ESTADO A FAVOR DA SOCIEDADE
“É urgente repensar a governança do Estado, torná-lo competente e a favor da sociedade, não patrimonialista e capturado por interesses corporativistas. É preciso garantir que o Estado possa investir bem e cumprir o seu papel essencial na sociedade. Esta é a verdadeira responsabilidade fiscal.

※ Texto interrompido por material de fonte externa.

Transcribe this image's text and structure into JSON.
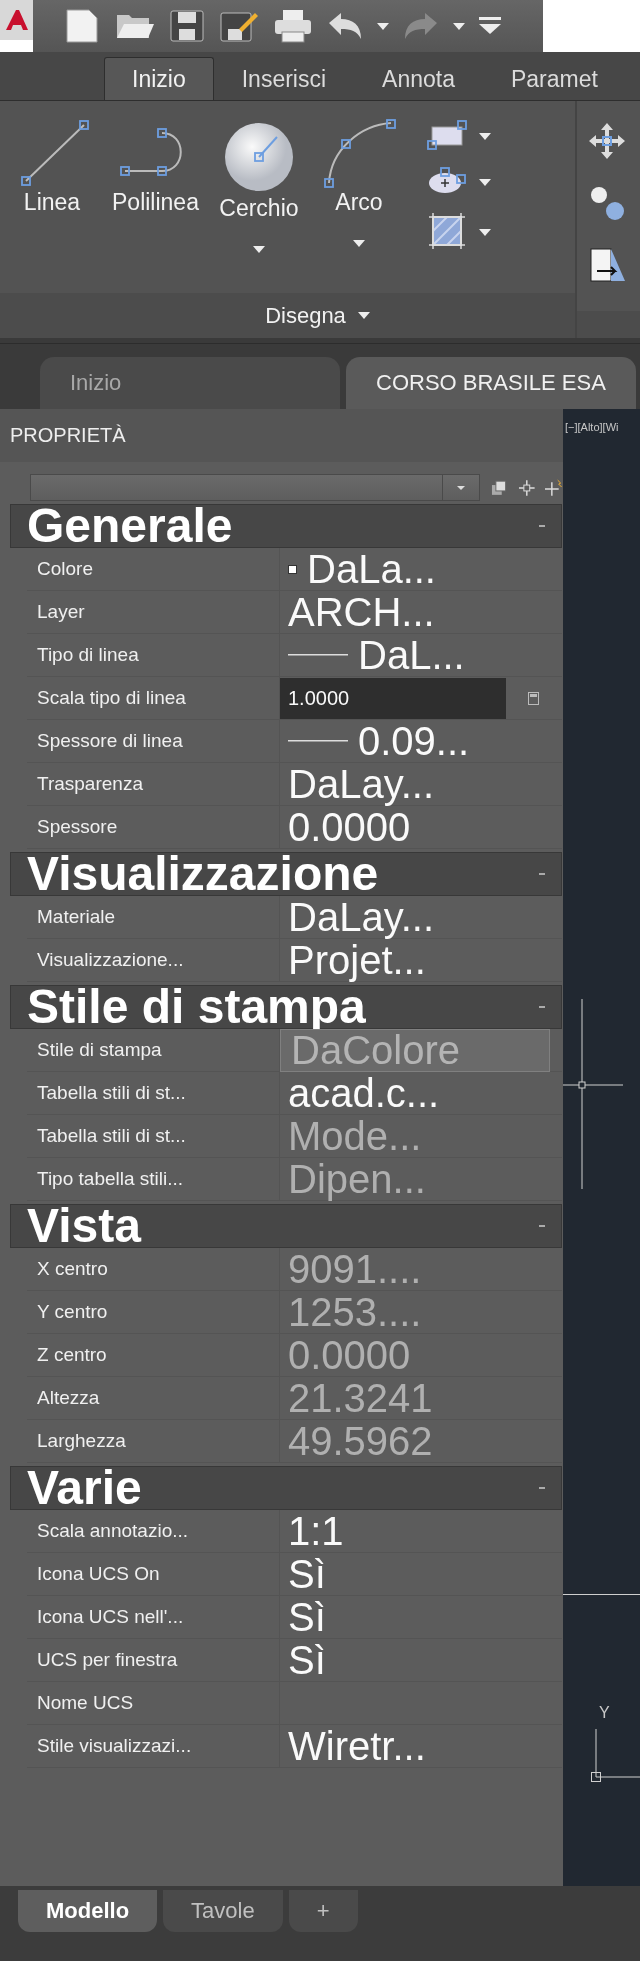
{
  "ribbon": {
    "tabs": [
      {
        "label": "Inizio",
        "selected": true
      },
      {
        "label": "Inserisci",
        "selected": false
      },
      {
        "label": "Annota",
        "selected": false
      },
      {
        "label": "Paramet",
        "selected": false
      }
    ],
    "tools": [
      {
        "label": "Linea",
        "kind": "line",
        "dropdown": false
      },
      {
        "label": "Polilinea",
        "kind": "polyline",
        "dropdown": false
      },
      {
        "label": "Cerchio",
        "kind": "circle",
        "dropdown": true
      },
      {
        "label": "Arco",
        "kind": "arc",
        "dropdown": true
      }
    ],
    "small_tools": [
      {
        "kind": "rectangle",
        "dropdown": true
      },
      {
        "kind": "ellipse",
        "dropdown": true
      },
      {
        "kind": "hatch",
        "dropdown": true
      }
    ],
    "panel_title": "Disegna"
  },
  "file_tabs": [
    {
      "label": "Inizio",
      "selected": false
    },
    {
      "label": "CORSO BRASILE ESA",
      "selected": true
    }
  ],
  "properties": {
    "title": "PROPRIETÀ",
    "sections": [
      {
        "title": "Generale",
        "expanded": true,
        "rows": [
          {
            "label": "Colore",
            "value": "DaLa...",
            "kind": "swatch",
            "disabled": false
          },
          {
            "label": "Layer",
            "value": "ARCH...",
            "kind": "text",
            "disabled": false
          },
          {
            "label": "Tipo di linea",
            "value": "DaL...",
            "kind": "linetype",
            "disabled": false
          },
          {
            "label": "Scala tipo di linea",
            "value": "1.0000",
            "kind": "input",
            "disabled": false
          },
          {
            "label": "Spessore di linea",
            "value": "0.09...",
            "kind": "linetype",
            "disabled": false
          },
          {
            "label": "Trasparenza",
            "value": "DaLay...",
            "kind": "text",
            "disabled": false
          },
          {
            "label": "Spessore",
            "value": "0.0000",
            "kind": "text",
            "disabled": false
          }
        ]
      },
      {
        "title": "Visualizzazione",
        "expanded": true,
        "rows": [
          {
            "label": "Materiale",
            "value": "DaLay...",
            "kind": "text",
            "disabled": false
          },
          {
            "label": "Visualizzazione...",
            "value": "Projet...",
            "kind": "text",
            "disabled": false
          }
        ]
      },
      {
        "title": "Stile di stampa",
        "expanded": true,
        "rows": [
          {
            "label": "Stile di stampa",
            "value": "DaColore",
            "kind": "box",
            "disabled": true
          },
          {
            "label": "Tabella stili di st...",
            "value": "acad.c...",
            "kind": "text",
            "disabled": false
          },
          {
            "label": "Tabella stili di st...",
            "value": "Mode...",
            "kind": "text",
            "disabled": true
          },
          {
            "label": "Tipo tabella stili...",
            "value": "Dipen...",
            "kind": "text",
            "disabled": true
          }
        ]
      },
      {
        "title": "Vista",
        "expanded": true,
        "rows": [
          {
            "label": "X centro",
            "value": "9091....",
            "kind": "text",
            "disabled": true
          },
          {
            "label": "Y centro",
            "value": "1253....",
            "kind": "text",
            "disabled": true
          },
          {
            "label": "Z centro",
            "value": "0.0000",
            "kind": "text",
            "disabled": true
          },
          {
            "label": "Altezza",
            "value": "21.3241",
            "kind": "text",
            "disabled": true
          },
          {
            "label": "Larghezza",
            "value": "49.5962",
            "kind": "text",
            "disabled": true
          }
        ]
      },
      {
        "title": "Varie",
        "expanded": true,
        "rows": [
          {
            "label": "Scala annotazio...",
            "value": "1:1",
            "kind": "text",
            "disabled": false
          },
          {
            "label": "Icona UCS On",
            "value": "Sì",
            "kind": "text",
            "disabled": false
          },
          {
            "label": "Icona UCS nell'...",
            "value": "Sì",
            "kind": "text",
            "disabled": false
          },
          {
            "label": "UCS per finestra",
            "value": "Sì",
            "kind": "text",
            "disabled": false
          },
          {
            "label": "Nome UCS",
            "kind": "text"
          },
          {
            "label": "Stile visualizzazi...",
            "value": "Wiretr...",
            "kind": "text",
            "disabled": false
          }
        ]
      }
    ]
  },
  "viewport": {
    "label": "[−][Alto][Wi",
    "axis_label": "Y"
  },
  "layout_tabs": [
    {
      "label": "Modello",
      "selected": true
    },
    {
      "label": "Tavole",
      "selected": false
    },
    {
      "label": "+",
      "selected": false
    }
  ]
}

Para isso é preciso desmistificar certos equívocos transformados em dogmas pela teoria macroeconômica hegemônica”, afirma Lara Resende.
O economista criticou a relutância de certos setores em assumir as mudanças de concepções que se fazem necessárias. “Os economistas neoclássicos mainstream – poderia chamá-los de neoliberais também – continuam muito críticos a essas propostas de revisão, no Brasil. Lá fora, mesmo em centros conhecidos por uma certa ortodoxia no pensamento econômico, como o Fundo Monetário Internacional, já reviram muitas das suas concepções”, disse.
“E nos bancos centrais, todas as pessoas estão mais ou menos conscientes da deficiência do arcabouço conceitual de teoria monetária que lhes dá substrato para definição das suas políticas. Hoje isso está cada vez mais claro”, enfatizou o professor. “Os bancos centrais demoraram a reagir ao novo surto inflacionário não porque não estivessem conscientes do que estava acontecendo, mas porque sabem que o instrumento de que dispõem – a taxa básica de juros – é muito limitado. Limitado do ponto de vista de combate à inflação e altamente questionável quanto a seus impactos secundários”, prosseguiu.
“O substrato que justificava o uso das taxas de juros para segurar a inflação de demanda – e é questionável se a inflação de hoje é de demanda – era diminuir a demanda agregada via alta dos juros. A sustentação da proposta de subir os juros e provocar desemprego e desaquecimento da economia era a curva de Philips (que media a relação entre inflação e desemprego), e ela desapareceu. Economistas, inclusive do Fed (o Federal Reserve, o banco central americano), têm publicado artigos sobre a curva de Philips”, argumentou.
PENSAR POR CONTA PRÓPRIA
“A tese deles é a de que a tecnologia desorganizou o emprego e enfraqueceu o poder dos trabalhadores e dos sindicatos. A inflação não responde mais ao desemprego. O pleno emprego não provoca inflação e desemprego não reduz a inflação. Esse era o substrato para a ideia de que você deve provocar desemprego e recessão para controlar a inflação”, prosseguiu Lara Resende.
“Se isso fosse verdade, o Brasil já teria derrubado a inflação muito antes do Plano Real, mas as pessoas esquecem disso. A experiência dos países periféricos tem pouco impacto nos centros de debate do Primeiro Mundo. E no Brasil, de forma provinciana, toma-se a ortodoxia como sendo inquestionável. E deixa-se de pensar por conta própria. Não foi sempre assim. Já tivemos fases em que pensávamos com mais independência. O que falta é reflexão independente. E não repetição dogmática de um mantra de uma teoria que se provou disfuncional. Eu não estou pensando sozinho na necessidade de revisão da teoria”, apontou o economista.
“Outros nessa mesma linha são economistas mais próximos dos bancos centrais, da Inglaterra, do Japão, da Suécia. Economistas do Fed têm publicado artigos altamente críticos ao mainstream e buscado outras soluções para a economia. No Brasil, curiosamente os economistas que mais aparecem na mídia não apoiam essas ideias, com exceção de uns poucos”, completou.